Alvin Hom said:
I got my Spyderco Sharpmaker and it recommends a 40 degree edge. I've read here some members prefer 30 on all their knives. What are the benefits and trade offs of each? I assume 30 would be sharper but would lose it's edge faster.
TIA for your advice!
Well, BOTH.
Truthfully, I do about 15 degrees (30 inclusive) for the initial bevel, then I polish that bevel and make it shaving sharp for good measure.
THEN
I hit the edge with a sharpie (So I can see what's going on) and put the secondary bevel on at about 20 degrees (40 inclusive). I shape the second bevel until about 1/4 to 1/2 the witdh of the first bevel sharpie is gone, then I hone to shave.
THEN
I either hone it with an ultrafine stone at 20+ degrees or strop to get rid of the burr.

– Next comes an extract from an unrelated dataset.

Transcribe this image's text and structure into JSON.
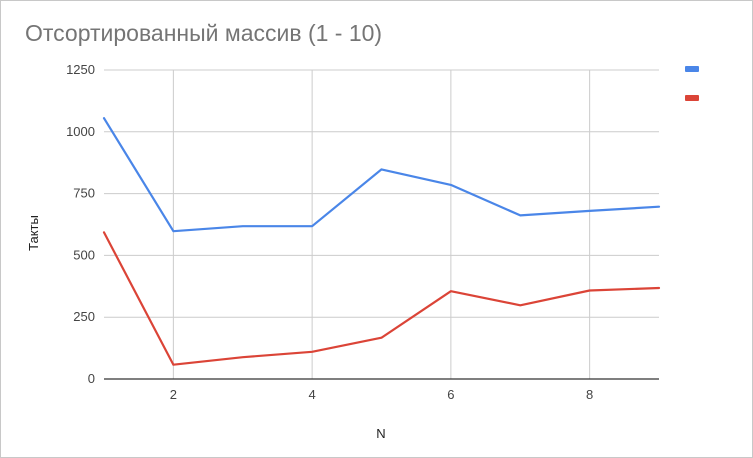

Time consuming yes, but after I do the initial bevel, I can do 20 degree touch ups for a very long time.
(Sharpie ink comes off with a little alcohol)
Sorry to give you such an unhelpful answer.. generally the thinner the better if you are slicing, and a little thicker if it will see abuse (cleaving bone etc).
Edit:
Alvin Hom said:
... I assume 30 would be sharper but would lose it's edge faster.
"Sharper has little to do with the angle.. .any angle can have a shaving sharp edge, But the thinner the bevel (and blade), the easier the blade can go through material and the smoother the cut. (This is why Victorinox blades slice so well, even though the steel is mediocre.)
It is questionable whether it would wear faster, less resistance at 30 deg, but more behind the edge at 40. It probably depends more on how tough the stuff is that you cut.